Abstract 3204
Children with transfusion dependent hemoglobinopathies rapidly develop iron overload in vital organs and iron removal with chelating agents is required early in life and in some cases after the age of 2. The oral administration of iron chelation is most welcome by thalassemic children and their parents who have problems with the discomfort and side effects of deferoxamine injections. Deferiprone, previously only in tablet form, was not suitable for young children under the age of 5 years. Recently the solution form of deferiprone has been introduced. There are limited clinical data on the safety and efficacy of deferiprone at a very young age. The aim of our study was the presentation of data regarding the safety and efficacy of liquid oral solution of deferiprone in young children with hemoglobinopathies less than 10 years old.

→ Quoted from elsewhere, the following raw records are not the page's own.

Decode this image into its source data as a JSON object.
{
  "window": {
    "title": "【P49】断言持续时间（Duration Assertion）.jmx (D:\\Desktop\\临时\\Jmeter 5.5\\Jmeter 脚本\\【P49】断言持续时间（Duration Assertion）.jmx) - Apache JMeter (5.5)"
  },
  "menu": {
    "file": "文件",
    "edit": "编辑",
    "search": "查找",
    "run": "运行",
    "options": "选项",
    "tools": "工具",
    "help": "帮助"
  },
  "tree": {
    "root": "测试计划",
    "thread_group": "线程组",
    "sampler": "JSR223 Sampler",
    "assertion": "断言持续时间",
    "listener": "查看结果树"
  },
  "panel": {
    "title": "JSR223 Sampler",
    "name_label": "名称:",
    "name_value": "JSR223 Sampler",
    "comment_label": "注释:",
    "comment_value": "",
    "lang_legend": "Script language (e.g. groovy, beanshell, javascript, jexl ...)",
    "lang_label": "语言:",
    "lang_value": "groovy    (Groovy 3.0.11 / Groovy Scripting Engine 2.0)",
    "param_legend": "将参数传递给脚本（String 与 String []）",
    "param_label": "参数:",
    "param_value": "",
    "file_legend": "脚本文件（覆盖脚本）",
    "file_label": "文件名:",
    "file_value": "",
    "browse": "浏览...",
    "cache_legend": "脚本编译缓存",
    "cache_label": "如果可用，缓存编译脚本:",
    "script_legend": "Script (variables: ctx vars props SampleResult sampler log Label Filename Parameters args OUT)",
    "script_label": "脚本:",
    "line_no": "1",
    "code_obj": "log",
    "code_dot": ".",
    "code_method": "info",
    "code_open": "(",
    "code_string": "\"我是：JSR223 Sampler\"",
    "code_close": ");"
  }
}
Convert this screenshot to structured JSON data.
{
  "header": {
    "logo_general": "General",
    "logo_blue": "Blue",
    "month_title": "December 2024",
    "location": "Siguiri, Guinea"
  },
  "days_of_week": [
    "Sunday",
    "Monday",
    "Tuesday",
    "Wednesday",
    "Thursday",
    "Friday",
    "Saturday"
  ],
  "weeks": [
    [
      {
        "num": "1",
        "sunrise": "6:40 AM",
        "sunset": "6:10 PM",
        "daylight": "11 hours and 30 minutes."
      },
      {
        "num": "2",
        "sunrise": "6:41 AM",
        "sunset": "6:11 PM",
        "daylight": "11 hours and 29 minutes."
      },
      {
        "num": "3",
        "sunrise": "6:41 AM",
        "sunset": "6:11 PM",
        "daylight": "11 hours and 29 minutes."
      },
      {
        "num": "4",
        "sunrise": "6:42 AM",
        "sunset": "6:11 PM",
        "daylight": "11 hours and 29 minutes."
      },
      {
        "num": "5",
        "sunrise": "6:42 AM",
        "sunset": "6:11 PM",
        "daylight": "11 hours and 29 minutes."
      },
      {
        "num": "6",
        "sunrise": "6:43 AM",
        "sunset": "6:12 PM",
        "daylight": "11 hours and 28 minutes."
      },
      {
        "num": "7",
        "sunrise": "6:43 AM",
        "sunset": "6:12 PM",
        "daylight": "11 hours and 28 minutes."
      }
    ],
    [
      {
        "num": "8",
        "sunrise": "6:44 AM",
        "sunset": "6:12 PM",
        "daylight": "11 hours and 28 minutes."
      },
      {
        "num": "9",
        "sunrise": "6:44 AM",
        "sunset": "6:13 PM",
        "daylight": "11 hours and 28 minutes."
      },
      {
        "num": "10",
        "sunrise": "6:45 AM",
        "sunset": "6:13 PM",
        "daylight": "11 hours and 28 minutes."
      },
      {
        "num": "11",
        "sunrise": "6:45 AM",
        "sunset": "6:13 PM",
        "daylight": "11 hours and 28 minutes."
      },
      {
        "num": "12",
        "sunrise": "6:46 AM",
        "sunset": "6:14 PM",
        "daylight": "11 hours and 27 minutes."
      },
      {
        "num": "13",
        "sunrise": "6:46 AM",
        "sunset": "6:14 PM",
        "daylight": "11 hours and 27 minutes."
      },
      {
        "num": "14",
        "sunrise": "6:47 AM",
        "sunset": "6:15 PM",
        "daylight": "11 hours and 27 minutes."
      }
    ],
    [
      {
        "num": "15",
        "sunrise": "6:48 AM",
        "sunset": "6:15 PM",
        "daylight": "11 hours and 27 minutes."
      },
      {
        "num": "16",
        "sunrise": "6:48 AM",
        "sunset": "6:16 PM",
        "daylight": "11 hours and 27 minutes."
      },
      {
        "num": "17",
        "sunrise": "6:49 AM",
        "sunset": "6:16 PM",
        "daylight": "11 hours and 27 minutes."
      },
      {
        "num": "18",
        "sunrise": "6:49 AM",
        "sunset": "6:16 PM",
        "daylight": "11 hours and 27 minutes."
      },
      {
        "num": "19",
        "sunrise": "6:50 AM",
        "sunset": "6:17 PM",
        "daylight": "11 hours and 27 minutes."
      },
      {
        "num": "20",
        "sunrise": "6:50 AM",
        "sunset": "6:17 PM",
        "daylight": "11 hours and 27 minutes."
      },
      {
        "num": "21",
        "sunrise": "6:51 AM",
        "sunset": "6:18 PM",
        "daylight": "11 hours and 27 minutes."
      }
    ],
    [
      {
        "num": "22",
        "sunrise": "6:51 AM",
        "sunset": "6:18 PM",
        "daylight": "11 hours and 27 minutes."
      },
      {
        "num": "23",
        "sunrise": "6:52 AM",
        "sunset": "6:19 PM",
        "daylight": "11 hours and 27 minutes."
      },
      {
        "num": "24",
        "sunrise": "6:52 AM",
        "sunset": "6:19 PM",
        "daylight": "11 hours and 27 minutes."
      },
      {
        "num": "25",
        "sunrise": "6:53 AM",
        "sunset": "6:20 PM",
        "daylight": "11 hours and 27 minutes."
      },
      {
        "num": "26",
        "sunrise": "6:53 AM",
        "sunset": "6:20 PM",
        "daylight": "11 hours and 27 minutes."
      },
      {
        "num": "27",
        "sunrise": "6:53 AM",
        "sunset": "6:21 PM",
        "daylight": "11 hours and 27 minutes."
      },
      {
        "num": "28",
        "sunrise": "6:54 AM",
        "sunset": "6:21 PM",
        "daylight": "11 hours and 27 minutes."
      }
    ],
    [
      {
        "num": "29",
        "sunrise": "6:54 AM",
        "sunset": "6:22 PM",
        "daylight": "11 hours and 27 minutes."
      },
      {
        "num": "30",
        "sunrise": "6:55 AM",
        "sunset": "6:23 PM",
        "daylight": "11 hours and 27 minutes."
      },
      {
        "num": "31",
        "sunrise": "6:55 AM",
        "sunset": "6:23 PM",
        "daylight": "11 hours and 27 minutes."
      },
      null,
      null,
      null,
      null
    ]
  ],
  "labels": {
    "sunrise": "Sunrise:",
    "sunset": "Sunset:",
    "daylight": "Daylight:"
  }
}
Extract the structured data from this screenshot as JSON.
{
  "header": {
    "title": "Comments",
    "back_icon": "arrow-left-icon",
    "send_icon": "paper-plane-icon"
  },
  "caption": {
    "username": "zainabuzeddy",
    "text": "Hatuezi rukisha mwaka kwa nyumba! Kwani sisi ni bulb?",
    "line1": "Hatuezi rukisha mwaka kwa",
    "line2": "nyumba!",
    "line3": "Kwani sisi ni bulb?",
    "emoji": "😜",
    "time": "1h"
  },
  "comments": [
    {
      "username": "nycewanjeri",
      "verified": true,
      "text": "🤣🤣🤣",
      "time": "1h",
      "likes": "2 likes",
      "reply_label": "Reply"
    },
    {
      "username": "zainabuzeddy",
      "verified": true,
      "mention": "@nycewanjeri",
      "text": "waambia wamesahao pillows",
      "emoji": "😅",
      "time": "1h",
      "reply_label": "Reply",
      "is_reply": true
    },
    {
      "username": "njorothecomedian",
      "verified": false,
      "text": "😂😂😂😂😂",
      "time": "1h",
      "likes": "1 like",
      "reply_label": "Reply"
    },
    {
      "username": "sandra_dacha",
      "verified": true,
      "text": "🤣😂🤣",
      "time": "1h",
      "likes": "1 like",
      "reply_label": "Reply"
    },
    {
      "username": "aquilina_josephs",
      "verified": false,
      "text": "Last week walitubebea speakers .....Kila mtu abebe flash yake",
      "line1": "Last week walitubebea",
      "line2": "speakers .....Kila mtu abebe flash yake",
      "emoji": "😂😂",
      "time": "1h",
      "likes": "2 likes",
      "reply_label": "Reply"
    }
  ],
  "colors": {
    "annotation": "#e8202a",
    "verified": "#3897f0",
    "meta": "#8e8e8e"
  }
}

Nine young children (5 boys, 4 girls) receiving oral solution of deferiprone (Ferriprox® 100 mg/mL) were studied. The mean age at the beginning of the treatment was 6.5 (range 2–10). Six children had beta-thalassemia major, 1 thalassemia intermedia and 2 sickle cell/beta thalassemia. The mean number of red blood cell transfusions during the previous year was 10.6 (range 8–15). All the children had chronic iron overload requiring chelation therapy, as defined by serum ferritin concentration [mean ± standard error (SE): 2440±1275 μg/L]. All children were naïve to iron chelation therapy before this study, except for 2 patients who were on deferoxamine (mean dose=35 mg/kg/day; mean duration of use=1.5 years). One child was splenectomized. All children had negative anti-hepatitis C antibody status at baseline. Treatment was initiated at a daily dose of 50 mg/kg, divided into 3 doses, for the first 2 weeks. The dose was increased to 75 mg/kg, for another 2 weeks. If serum ferritin concentration at baseline was greater than 2500 μg/L, the dose was further increased to a total daily dose of 100 mg/kg after 4 weeks therapy. After initiation of the treatment, full blood count was assessed weekly, serum ferritin monthly, and liver and renal function bimonthly. The mean duration of treatment was 9.5 months (range 2–15 months). To evaluate the efficacy and safety of oral deferiprone treatment, biochemical parameters such as serum ferritin and liver enzymes were analyzed using the Student t-test. All parameters are presented as mean± SE. P-values less than 0.05 were considered statistically significant.
All children received the oral deferiprone without any problems of compliance. The hematological and biochemical markers during treatment are shown in Table 1. Adverse reactions to deferiprone were mild and transient: abdominal discomfort and diarrhea at initiation of therapy (1 child) and mild neutropenia (1 child) resolved within 8 days with no need of discontinuation of treatment. Deferiprone oral solution was effective in reducing serum ferritin (mean±SD) (initial 2440±1275 μg/L vs final 2030±915 μg/L, p<0.005) (Figure 1). Five children of the study were <6 years old. The baseline serum ferritin of these children was significantly lower than older children (2250 μg/L±880 vs 2950 μg/L±1550, p<0.005). The differences in changes in serum ferritin did not reach statistical significance.
This small study shows that oral solution of deferiprone was well tolerated by young children and its use was not associated with major safety concerns. Furthermore, it was effective in decreasing serum ferritin. Further studies with large number of patients and longer follow-up, are needed to confirm the safety and efficacy profile of deferiprone in childhood.
No relevant conflicts of interest to declare.